A sudden thought came to her. The pale emptiness around her, unnatural and apparently endless—could this be the White Ocean that Paul Jonas and others had spoken about? The network's children had talked of it as a mythical place, something to cross to get to a kind of promised land. Did that mean there was something on the other side of this emptiness? That was a heartening thought. But even if it were true, that still didn't give her any idea how to get there.

She pulled the lighter from between her breasts and held it up. All the studying of it that she, !Xabbu, and Martine had done while preparing to leave the House had actually taught them very little of its true capabilities—as though a group of aliens had discovered a car and, after much trial and error, learned how to turn on the headlights. Further experimentation might teach her more, might even present her with some way out of her current dilemma, but did she dare risk it? She had scoffed at Jongleur's concerns, but that had mostly been out of loathing for the man. Hearing Dread's voice purring from the lighter—whispering out of something that had been pressed against her skin moments earlier—had made her feel like insects were crawling on her. Could she actually risk announcing her presence to him by trying the communication gear built into the device? The only person she knew besides Dread who was somehow accessing the communications band was Martine, and she had not sounded as though she were in a position to help anyone else.

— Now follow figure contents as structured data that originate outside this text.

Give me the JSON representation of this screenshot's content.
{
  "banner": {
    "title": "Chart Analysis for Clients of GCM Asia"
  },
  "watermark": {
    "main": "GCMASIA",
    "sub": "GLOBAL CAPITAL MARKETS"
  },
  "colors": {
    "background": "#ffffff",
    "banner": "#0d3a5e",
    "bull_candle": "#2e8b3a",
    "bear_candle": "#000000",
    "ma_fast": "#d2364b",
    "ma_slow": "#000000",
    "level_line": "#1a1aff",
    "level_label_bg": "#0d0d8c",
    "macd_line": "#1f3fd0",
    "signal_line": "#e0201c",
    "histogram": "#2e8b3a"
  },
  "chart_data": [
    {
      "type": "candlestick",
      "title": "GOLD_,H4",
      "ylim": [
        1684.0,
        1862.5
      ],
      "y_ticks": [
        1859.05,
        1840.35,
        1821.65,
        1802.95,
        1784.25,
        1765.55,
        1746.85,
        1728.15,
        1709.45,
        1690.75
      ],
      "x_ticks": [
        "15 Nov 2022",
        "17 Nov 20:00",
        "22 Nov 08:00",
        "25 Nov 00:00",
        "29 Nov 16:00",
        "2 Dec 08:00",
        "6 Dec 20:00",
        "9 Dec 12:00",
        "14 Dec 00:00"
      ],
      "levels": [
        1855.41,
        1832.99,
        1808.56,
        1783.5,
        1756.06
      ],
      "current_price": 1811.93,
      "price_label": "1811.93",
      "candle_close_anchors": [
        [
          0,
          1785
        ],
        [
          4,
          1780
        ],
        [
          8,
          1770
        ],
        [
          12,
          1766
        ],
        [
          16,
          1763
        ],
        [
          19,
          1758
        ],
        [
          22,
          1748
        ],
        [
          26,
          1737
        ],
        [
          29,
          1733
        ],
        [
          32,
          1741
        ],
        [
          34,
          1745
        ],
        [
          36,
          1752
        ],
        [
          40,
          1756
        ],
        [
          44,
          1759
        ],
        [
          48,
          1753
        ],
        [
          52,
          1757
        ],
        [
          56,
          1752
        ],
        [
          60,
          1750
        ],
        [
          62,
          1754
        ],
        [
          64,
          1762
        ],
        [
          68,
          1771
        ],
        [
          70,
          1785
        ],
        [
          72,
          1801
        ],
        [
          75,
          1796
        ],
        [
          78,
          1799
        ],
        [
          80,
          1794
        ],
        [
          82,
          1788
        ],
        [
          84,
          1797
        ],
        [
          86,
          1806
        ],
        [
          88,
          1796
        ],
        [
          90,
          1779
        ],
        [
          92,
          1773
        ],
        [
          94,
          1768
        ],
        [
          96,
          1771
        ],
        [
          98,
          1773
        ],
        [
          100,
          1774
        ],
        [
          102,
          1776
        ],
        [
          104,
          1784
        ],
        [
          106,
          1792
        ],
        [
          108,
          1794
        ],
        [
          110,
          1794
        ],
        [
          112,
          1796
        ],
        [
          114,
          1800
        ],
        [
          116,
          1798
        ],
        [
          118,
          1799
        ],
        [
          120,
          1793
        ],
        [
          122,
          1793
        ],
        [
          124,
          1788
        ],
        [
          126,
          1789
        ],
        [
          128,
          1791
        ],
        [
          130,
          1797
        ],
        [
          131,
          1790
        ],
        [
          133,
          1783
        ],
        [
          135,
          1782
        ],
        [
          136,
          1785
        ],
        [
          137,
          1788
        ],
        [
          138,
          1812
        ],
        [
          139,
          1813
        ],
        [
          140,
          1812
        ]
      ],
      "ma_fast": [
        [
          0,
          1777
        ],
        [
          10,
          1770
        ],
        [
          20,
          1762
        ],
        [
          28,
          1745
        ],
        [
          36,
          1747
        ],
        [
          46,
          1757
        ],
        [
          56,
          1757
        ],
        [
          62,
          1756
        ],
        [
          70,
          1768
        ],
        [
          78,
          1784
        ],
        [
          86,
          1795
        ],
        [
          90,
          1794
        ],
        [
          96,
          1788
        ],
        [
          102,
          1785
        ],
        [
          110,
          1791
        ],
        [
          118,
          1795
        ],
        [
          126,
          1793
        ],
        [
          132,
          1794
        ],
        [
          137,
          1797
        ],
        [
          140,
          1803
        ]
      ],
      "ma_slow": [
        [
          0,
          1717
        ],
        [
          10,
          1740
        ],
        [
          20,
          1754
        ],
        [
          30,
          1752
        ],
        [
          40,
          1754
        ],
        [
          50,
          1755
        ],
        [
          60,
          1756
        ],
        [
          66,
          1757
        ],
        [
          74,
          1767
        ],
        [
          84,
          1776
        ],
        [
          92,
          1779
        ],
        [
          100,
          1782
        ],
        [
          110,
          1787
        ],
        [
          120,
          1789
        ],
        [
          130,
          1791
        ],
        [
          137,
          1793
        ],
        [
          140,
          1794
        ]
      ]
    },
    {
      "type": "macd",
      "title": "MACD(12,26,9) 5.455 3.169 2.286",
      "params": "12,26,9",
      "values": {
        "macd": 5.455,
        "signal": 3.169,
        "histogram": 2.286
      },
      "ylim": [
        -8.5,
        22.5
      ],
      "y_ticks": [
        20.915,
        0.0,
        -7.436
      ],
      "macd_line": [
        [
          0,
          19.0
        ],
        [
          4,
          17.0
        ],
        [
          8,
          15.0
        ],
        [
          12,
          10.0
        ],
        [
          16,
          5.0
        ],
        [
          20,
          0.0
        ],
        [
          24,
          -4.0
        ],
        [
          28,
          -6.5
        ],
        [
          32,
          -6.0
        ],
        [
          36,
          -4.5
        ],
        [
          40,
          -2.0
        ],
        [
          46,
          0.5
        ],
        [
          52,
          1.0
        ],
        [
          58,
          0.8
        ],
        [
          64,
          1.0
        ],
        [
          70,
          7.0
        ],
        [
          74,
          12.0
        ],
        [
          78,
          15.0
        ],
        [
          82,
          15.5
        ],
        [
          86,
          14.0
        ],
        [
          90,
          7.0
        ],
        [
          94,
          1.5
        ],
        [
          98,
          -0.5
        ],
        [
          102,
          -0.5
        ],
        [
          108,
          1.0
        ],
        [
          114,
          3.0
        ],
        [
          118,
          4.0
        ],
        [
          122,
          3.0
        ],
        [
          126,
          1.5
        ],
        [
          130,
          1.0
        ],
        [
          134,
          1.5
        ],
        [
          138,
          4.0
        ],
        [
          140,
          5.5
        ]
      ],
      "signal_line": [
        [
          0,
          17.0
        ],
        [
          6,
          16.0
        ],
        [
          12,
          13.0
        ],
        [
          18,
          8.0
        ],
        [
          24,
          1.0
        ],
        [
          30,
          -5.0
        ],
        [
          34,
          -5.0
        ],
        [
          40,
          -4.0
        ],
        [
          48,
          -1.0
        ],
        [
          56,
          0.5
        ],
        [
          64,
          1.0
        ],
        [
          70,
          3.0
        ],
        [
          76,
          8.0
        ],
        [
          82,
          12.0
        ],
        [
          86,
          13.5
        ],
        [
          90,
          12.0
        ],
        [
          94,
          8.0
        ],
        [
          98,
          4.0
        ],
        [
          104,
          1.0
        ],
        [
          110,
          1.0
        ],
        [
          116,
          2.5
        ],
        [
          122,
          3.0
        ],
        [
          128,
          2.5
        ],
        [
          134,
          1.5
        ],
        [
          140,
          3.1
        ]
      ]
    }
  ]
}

And what if I reached her? What would I tell her? "Martine, come find me, I'm in the middle of a bunch of gray stuff."

She lifted the lighter and turned it, reflexively trying to catch light that would never angle down in this place. She looked at the ornate "Y," the letter tangled in raised vines and leaves as though it were a statue in a forgotten garden. What had Jongleur said the bastard's name was? Yacoubian. The one who pretty much killed Orlando. She fought a roil in her guts.
I hope whatever T4b did to his head hurts him like sin. I hope it never gives him a moment's peace.

She wondered briefly if Yacoubian, too, might be listening silently to the communication band of the device, just waiting for her to reveal herself. The thought was unpleasant, but the idea of Dread sitting somewhere, waiting like a cat for one of the mice to show its whiskers, was far worse.